My husband, Sean, and I made the decision to move to my family’s ranch in Cranfills Gap, population 291, before I even took the bar exam. I had received an offer of employment with a large Dallas firm, but rescinded it in exchange for the quality of life we knew we wanted to have in the future, such as raising our kids in a small town, involving our kids in agriculture, and raising them in a close-knit family environment. I was extremely nervous about rescinding the offer, but I am so glad I did. I believe that God always provides, and he puts you on the perfect path for where you need to be.

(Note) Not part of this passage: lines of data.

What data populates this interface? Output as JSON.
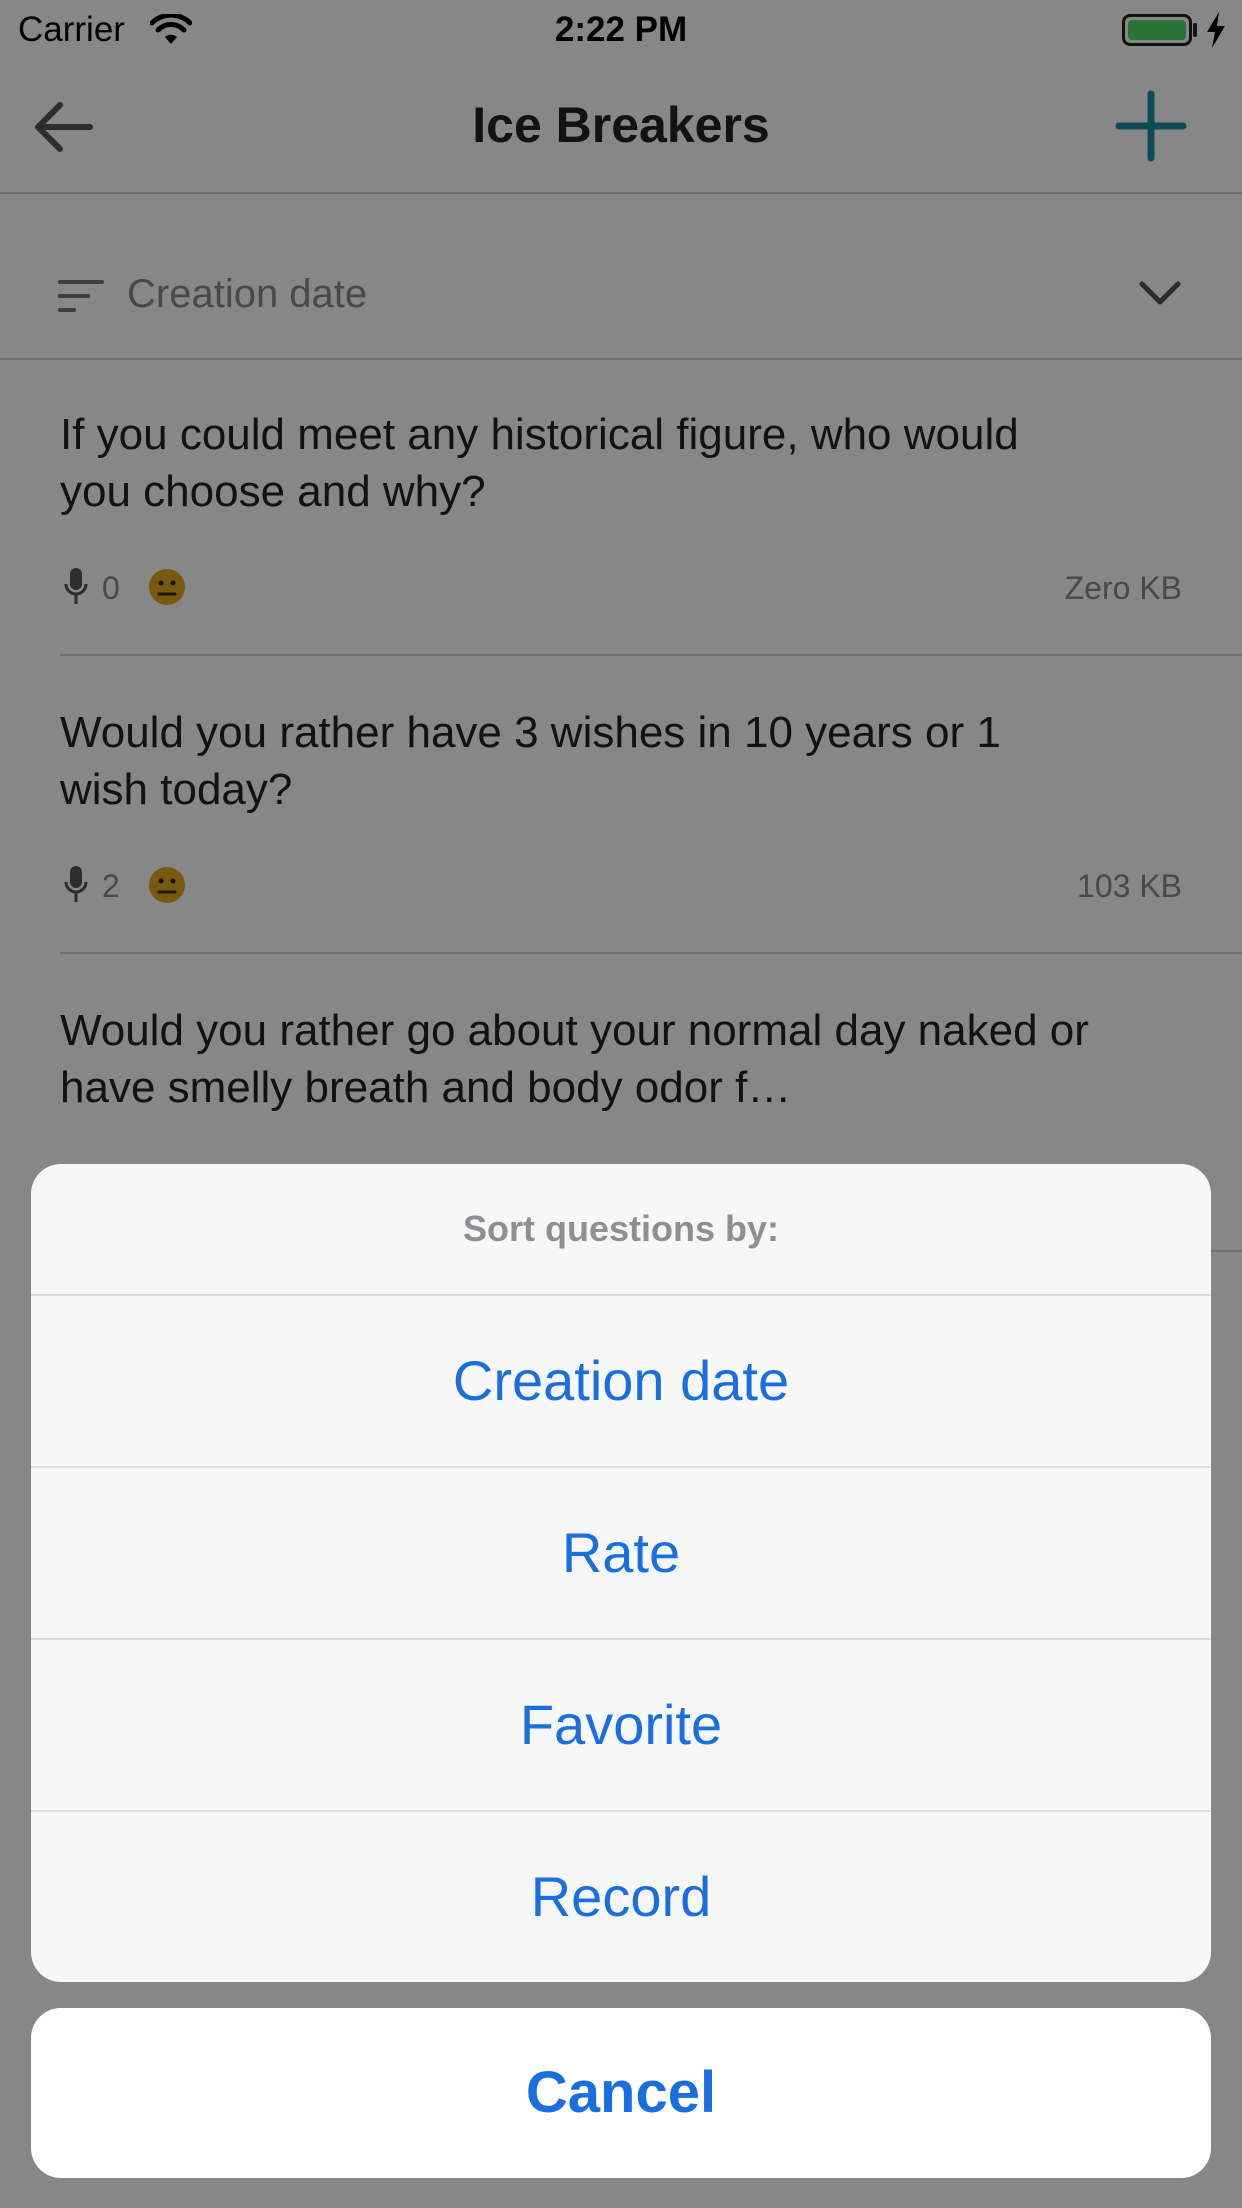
{
  "status_bar": {
    "carrier": "Carrier",
    "time": "2:22 PM"
  },
  "nav": {
    "title": "Ice Breakers"
  },
  "sort_bar": {
    "label": "Creation date"
  },
  "questions": [
    {
      "text": "If you could meet any historical figure, who would you choose and why?",
      "recordings": "0",
      "size": "Zero KB"
    },
    {
      "text": "Would you rather have 3 wishes in 10 years or 1 wish today?",
      "recordings": "2",
      "size": "103 KB"
    },
    {
      "text": "Would you rather go about your normal day naked or have smelly breath and body odor f…",
      "recordings": "",
      "size": ""
    }
  ],
  "action_sheet": {
    "title": "Sort questions by:",
    "options": [
      "Creation date",
      "Rate",
      "Favorite",
      "Record"
    ],
    "cancel": "Cancel"
  },
  "colors": {
    "accent": "#1a6fe0",
    "add_button": "#1b8ea0",
    "overlay": "rgba(0,0,0,0.47)",
    "battery": "#4cd964",
    "neutral_face": "#e0a81d"
  },
  "icons": [
    "wifi-icon",
    "battery-icon",
    "charging-bolt-icon",
    "back-arrow-icon",
    "plus-icon",
    "sort-lines-icon",
    "chevron-down-icon",
    "microphone-icon",
    "neutral-face-icon"
  ]
}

It was crazy at first because I not only missed my friends, I missed all the restaurants and conveniences like Central Market! My husband and I love good food and wine, and Houston has some of the best. However, we really enjoyed not sitting in traffic anymore. I can honestly say that I would pass a tractor and maybe two or three pickup trucks during my 100-mile round-trip commute to my first job. It was a totally different way of life.

The practice

For my first job, I practiced family, real estate, and probate law with a solo practitioner and title company in Erath County. It was basically baptism by fire from the first day. Luckily, my boss was a good mentor and believed in my skill set. I felt that my law school professors prepared me to actually practice law. My involvement in the Moot Court program also helped me be a confident public speaker. I’ll admit that many days I just “winged it” and tried my best. Fortunately, in most rural areas, the judges and other lawyers make you feel welcome and want to see you learn and do well—and they will help you as you go. Rural practice involves many facets of law and lots of listening. I get bored if I am not doing something different every single day so I like that I handle many different matters while seeing firsthand the actual impact I make in a person’s life.

The right fit

I was meant to practice in a rural community. Anyone who knows me can tell you I am most comfortable in a pair of boots. I feel better when I know about my clients’ lives—their kids’ first names, even their grandkids’ first names—as well as their story. I have been able to make the most positive impact on my community by serving as county attorney. I’m the CPS prosecutor, misdemeanor prosecutor, protective order prosecutor, and civil legal counsel. As you can imagine, I never do the same thing any two days in a row, and I like it that way.

It can sometimes be hard to break into a rural area if you were not raised in that area. However, in my experience, most small towns are so glad to have new people that you will be made to feel welcome after a bit. You just have to get involved in a variety of community and civic organizations. You will have a client base and new friendships before you know it. You may not make the big bucks you thought you would coming out of law school. I was once paid a fee with a horse! However, the cost of living can be lower, and the personal satisfaction that comes from helping people is amazing. Be prepared to be well versed in lots of areas of law; you cannot just focus on one specific area.

I think a lot of new lawyers have the same idea I had—that being a lawyer meant the skyscraper office building and a large firm. However, there are opportunities outside metropolitan areas where lawyers are desperately needed and appreciated. With Texas’s global climate, increasing job market in suburban areas, and oil and gas play in rural areas, I encourage all new lawyers to look at servicing these communities.